Wakil Ketua DPRD DKI Jakarta, M Taufik menyebut apa yang disampaikan Ali Lubis merupakan pernyataan pribadi.

"Itu kan pernyataan pribadi," ujar Taufik kepada wartawan, Senin (25/1/2021).

Penasihat Fraksi Gerindra DPRD DKI Jakarta itu mengatakan partainya tidak pernah menyatakan apa yang disampaikan Ali Lubis. Dia kembali menyebut hal tersebut merupakan pernyataan pribadi Ali Lubis.

"Iya dia (Ali Lubis) memang sebagai ketua (DPC Gerindra Jaktim), tapi kan itu pernyataan pribadi. Saya kira jelas-jelas itu pernyataan pribadi. Partai nggak pernah bunyikan itu. Fraksi Gerindra bilang itu pernyataan pribadi," katanya.

Diketahui, Ali Lubis meminta Anies untuk mundur sebagai Gubernur DKI Jakarta. Dia menganggap Anies menyerah menghadapi COVID-19 karena meminta Pemerintah Pusat mengambil alih koordinasi penanganan COVID-19 di wilayah Jabodetabek.

"Aksi spektakuler Anies yang selama ini dipertontonkan untuk melawan COVID-19 di DKI Jakarta mendadak hilang, lenyap di dalam pemberitaan media nasional. Aksi spektakuler tersebut terlihat dari beberapa Pergub yang dikeluarkan, bahkan bersama DPRD mengeluarkan Perda terkait penanganan penanggulangan penyebaran COVID-19 di Jakarta," ujar Ali melalui keterangan tertulis yang diterima detikcom, Senin (25/1).

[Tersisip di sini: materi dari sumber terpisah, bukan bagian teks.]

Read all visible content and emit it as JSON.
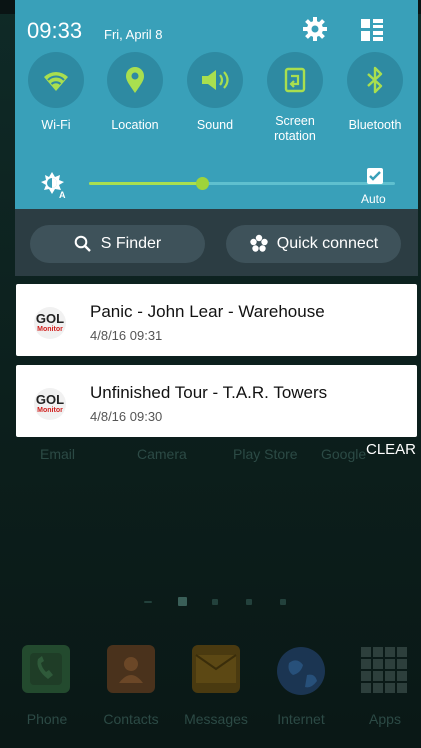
{
  "status": {
    "time": "09:33",
    "date": "Fri, April 8"
  },
  "toggles": [
    {
      "label": "Wi-Fi",
      "icon": "wifi-icon"
    },
    {
      "label": "Location",
      "icon": "location-pin-icon"
    },
    {
      "label": "Sound",
      "icon": "speaker-icon"
    },
    {
      "label_line1": "Screen",
      "label_line2": "rotation",
      "icon": "screen-rotation-icon"
    },
    {
      "label": "Bluetooth",
      "icon": "bluetooth-icon"
    }
  ],
  "brightness": {
    "level": 0.37,
    "auto_label": "Auto",
    "auto_checked": true
  },
  "actions": {
    "finder": "S Finder",
    "quick_connect": "Quick connect"
  },
  "notifications": [
    {
      "app": "GOL Monitor",
      "logo_top": "GOL",
      "logo_bottom": "Monitor",
      "title": "Panic - John Lear - Warehouse",
      "time": "4/8/16 09:31"
    },
    {
      "app": "GOL Monitor",
      "logo_top": "GOL",
      "logo_bottom": "Monitor",
      "title": "Unfinished Tour - T.A.R. Towers",
      "time": "4/8/16 09:30"
    }
  ],
  "clear_label": "CLEAR",
  "home": {
    "app_row": [
      "Email",
      "Camera",
      "Play Store",
      "Google"
    ],
    "dock": [
      "Phone",
      "Contacts",
      "Messages",
      "Internet",
      "Apps"
    ]
  },
  "colors": {
    "panel": "#39a0b9",
    "accent_green": "#a9df4f",
    "notification_bg": "#ffffff"
  }
}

"Bukan sekadar aturan-aturan saja, bahkan sanksi bagi warga Jakarta pun dirumuskan untuk melawan COVID-19. Namun apa daya, banyaknya peraturan dan ancaman sanksi yang dirumuskan tidak mampu meredam sang virus. Bahkan Rem Darurat pun dilakukan, tapi tetap tak maksimal hasilnya. Sampai pada akhirnya tersiar kabar dimana Anies meminta pemerintah pusat untuk mengambil alih kordinasi penanganan COVID-19 di Jakarta," sambungnya.

Menurutnya, alasan Anies meminta Pemerintah Pusat untuk mengambil alih koordinasi agar ada peningkatan fasilitas kesehatan di wilayah penyangga Jakarta. Sebab, 1/4 pasien COVID-19 dari Bodetabek selama ini dirawat di Jakarta.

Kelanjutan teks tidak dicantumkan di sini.